April 16 Slavery Sites Elsewhere

·  Oostindie, Facing Up to the Past (2001), remainder

·  Graham M.S. Dann and Robert B. Potter, “Supplanting the Planters: Hawking Heritage in Barbados,” in Slavery, Contested Heritage (2001)

·  A.V. Seaton, “Sources of Slavery-Destinations of Slavery: The Silences and Disclosures of Slavery Heritage in the UK and US,” in Slavery, Contested Heritage (2001)

·  Marge Dresser?

April 23 field trip?

April 30 Specific Controversies

·  Slave for a Day

·  Sleep in a former slave cabin

·  Slave auctions

·  Adam Goodheart, “The Bonds of History,” Preservation (September/October 2001)

·  Christopher D. Geist, “African-American History at Colonial Williamsburg,” CRM, No. 8 (1997)

·  R. Emmett Tyrrell, Jr. “Stinging Portrayal of Slavery,” Washington Times, July 10, 1999

·  Dan Eggen, “In Williamsburg, the Painful Reality of Slavery,” Washington Post, July 7, 1999

Portfolio

Your portfolio is your record of your accomplishments in this course. It should include all your written work, your reflections about the material, and your assessment of your intellectual engagement with it. In other words, I want you to use your portfolio to think about both what you learn over the semester and how you learned it.

Of course, each student’s portfolio is going to be different, but at a minimum each portfolio should include the following elements.

1. Cover Page. This should contain complete information on the course, e.g., name, date, title, institution, etc. as well as a table of contents with page numbers of items included in the portfolio.

2. All written work you submitted during the semester. I encourage you to annotate your previously-submitted work with comments about, for instance, how you might approach an issue differently now, how your thinking has changed (or not), pieces of writing you’re especially proud of and why, etc.
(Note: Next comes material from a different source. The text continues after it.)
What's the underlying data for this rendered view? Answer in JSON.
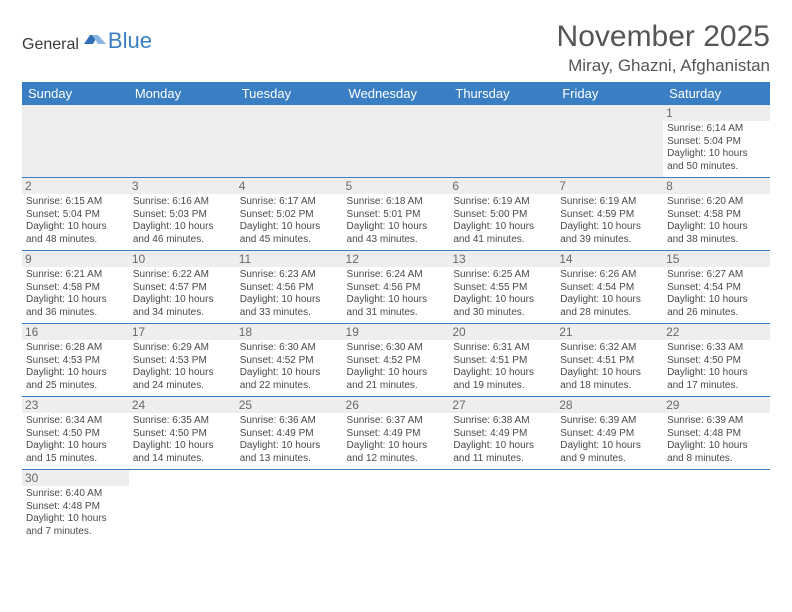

3. Your individual project.

4. Analytical Essay. This is a 5 – 7 page essay that summarizes your intellectual development in the course. I advise you to write it only after reviewing all your class notes, your weekly response papers, your project, and the readings, and talking to classmates and friends about the class. The essay is not an evaluation of the class. It is a self-evaluation, and should be personal and critical. You might consider the following questions:

(Many of these are from Patricia Hill Collins’ website. You can view her syllabus at: http://www.bsos.umd.edu/socy/People/Faculty/Syllabi/socy729B_pcollins.pdf)

a. With hindsight, how would you assess the corpus of work that you completed for this seminar? What patterns do you see in your own work? Would you do any of the assignments differently, if you could do them again? If so, how?
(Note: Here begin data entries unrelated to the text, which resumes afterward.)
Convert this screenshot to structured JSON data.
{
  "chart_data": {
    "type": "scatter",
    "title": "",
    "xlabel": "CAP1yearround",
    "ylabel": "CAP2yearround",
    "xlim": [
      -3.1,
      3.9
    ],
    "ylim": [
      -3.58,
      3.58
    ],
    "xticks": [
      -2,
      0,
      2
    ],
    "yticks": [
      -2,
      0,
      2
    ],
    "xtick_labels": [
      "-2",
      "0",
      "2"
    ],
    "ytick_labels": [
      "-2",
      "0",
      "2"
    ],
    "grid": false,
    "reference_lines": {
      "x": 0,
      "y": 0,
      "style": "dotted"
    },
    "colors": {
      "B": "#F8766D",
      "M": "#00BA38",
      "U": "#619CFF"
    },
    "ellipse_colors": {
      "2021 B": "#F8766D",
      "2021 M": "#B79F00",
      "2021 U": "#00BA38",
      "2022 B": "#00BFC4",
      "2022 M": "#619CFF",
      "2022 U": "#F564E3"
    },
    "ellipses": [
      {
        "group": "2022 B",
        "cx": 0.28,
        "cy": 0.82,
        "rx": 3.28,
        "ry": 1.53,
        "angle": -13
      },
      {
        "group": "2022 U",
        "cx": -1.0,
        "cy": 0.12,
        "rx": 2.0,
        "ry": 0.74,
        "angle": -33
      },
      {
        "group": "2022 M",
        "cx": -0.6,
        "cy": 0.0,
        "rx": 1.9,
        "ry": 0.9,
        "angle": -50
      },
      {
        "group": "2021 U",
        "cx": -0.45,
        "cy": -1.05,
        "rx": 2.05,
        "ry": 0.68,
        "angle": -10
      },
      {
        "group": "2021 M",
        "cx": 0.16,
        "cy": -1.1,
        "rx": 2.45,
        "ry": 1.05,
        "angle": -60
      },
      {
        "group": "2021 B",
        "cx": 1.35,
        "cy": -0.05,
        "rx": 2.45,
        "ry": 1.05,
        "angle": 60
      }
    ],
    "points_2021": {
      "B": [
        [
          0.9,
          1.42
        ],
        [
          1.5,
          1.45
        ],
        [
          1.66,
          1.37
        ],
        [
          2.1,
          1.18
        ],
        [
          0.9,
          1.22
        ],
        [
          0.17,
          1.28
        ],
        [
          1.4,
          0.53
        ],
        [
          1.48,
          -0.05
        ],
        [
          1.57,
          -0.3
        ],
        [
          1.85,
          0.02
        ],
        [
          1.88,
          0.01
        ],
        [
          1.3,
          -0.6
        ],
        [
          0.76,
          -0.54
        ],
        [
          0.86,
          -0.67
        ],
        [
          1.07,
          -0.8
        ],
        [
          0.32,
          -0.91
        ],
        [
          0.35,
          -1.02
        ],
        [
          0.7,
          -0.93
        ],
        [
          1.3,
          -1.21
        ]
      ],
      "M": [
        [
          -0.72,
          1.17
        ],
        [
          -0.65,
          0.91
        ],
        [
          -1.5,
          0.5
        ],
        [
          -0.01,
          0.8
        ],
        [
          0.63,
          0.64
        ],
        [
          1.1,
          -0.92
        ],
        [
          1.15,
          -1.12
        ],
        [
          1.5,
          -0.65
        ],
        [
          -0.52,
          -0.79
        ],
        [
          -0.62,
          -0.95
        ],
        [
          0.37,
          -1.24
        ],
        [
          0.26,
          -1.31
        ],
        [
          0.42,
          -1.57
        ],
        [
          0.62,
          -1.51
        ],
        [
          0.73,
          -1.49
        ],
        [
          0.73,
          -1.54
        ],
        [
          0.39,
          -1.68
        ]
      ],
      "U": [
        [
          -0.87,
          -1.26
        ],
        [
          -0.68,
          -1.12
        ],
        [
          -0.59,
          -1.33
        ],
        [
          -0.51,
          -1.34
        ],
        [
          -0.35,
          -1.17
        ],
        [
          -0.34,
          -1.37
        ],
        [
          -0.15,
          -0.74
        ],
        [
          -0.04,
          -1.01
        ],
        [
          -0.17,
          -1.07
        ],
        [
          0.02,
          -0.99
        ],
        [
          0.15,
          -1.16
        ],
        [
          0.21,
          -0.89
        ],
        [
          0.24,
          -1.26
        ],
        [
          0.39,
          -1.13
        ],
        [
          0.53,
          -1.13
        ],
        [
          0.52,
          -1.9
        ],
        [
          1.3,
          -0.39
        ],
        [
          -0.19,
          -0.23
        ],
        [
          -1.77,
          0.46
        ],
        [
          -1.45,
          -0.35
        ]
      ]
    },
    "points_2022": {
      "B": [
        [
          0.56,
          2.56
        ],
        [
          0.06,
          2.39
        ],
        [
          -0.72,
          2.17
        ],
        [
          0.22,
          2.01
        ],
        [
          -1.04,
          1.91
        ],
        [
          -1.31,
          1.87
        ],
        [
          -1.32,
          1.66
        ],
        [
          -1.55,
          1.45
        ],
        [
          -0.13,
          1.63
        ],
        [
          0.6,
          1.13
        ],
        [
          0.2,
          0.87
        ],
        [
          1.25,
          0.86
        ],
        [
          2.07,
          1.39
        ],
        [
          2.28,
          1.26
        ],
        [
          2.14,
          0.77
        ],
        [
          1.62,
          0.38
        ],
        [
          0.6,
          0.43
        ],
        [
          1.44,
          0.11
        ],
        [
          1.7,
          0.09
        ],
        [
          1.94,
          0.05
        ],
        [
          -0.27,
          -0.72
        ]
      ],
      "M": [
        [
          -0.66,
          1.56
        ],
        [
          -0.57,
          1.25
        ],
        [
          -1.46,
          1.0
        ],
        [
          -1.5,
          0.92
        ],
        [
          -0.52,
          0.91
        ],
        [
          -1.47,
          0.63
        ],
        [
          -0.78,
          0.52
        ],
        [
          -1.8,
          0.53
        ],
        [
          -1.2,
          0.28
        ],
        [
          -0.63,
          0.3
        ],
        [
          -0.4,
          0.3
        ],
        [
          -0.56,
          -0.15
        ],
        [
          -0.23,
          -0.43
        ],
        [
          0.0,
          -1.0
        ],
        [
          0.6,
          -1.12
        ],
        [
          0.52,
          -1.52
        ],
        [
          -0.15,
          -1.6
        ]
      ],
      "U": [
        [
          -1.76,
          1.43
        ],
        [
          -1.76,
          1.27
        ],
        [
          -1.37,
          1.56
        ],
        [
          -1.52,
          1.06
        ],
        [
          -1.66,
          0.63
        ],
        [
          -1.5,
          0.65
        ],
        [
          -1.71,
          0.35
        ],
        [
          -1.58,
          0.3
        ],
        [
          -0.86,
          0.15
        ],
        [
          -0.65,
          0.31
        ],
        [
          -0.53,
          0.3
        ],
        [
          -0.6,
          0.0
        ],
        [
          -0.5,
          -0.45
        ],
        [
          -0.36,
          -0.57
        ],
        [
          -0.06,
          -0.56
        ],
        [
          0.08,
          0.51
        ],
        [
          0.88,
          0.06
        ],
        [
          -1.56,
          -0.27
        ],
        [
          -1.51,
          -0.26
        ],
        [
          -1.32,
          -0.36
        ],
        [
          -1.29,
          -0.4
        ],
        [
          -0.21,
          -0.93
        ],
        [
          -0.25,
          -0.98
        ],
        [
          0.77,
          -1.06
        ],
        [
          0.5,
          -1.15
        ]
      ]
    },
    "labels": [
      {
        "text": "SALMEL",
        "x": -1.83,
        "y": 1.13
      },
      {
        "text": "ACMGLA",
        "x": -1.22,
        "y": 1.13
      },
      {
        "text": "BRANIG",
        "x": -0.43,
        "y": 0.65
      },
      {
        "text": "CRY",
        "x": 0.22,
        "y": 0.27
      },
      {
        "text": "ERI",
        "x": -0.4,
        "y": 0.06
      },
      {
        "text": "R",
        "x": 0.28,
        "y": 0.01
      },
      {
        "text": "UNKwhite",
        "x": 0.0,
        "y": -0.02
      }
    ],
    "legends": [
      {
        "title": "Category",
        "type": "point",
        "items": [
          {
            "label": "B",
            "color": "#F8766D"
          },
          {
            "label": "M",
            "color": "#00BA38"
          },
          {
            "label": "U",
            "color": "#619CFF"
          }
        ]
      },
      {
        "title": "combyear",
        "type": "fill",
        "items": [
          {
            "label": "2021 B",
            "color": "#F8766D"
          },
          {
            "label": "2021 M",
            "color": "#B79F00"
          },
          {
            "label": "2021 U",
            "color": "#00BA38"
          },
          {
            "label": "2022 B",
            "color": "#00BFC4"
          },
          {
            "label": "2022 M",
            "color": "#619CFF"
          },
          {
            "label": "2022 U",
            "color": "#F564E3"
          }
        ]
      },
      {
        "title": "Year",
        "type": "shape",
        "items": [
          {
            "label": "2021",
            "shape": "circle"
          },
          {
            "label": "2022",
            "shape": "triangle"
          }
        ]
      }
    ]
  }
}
b. How did the course readings and discussions shape your thinking? About commemoration and preservation of slavery sites? About other intellectual interests, (e.g. your proposed dissertation topic, papers in other classes, your personal biography)?

c. What did you learn about yourself as a learner this semester? Did you try different ways of approaching the material during the course of the semester? What worked best for you? What worked least well?

d. What are you not sure of at the end of the semester that you may have thought you knew earlier or, perhaps, didn’t know that you didn’t know? At this point, what do you want to understand better? Why? Do you have any burning questions?

5. Optional: any additional materials you feel are germane. These might include research papers or projects from other courses, poetry, fiction, photography (your own or others’) that illustrate how the course impacted your scholarship and/or intellectual production. Make sure you indicate why you are including this material. (You will probably want to refer to it in your essay.)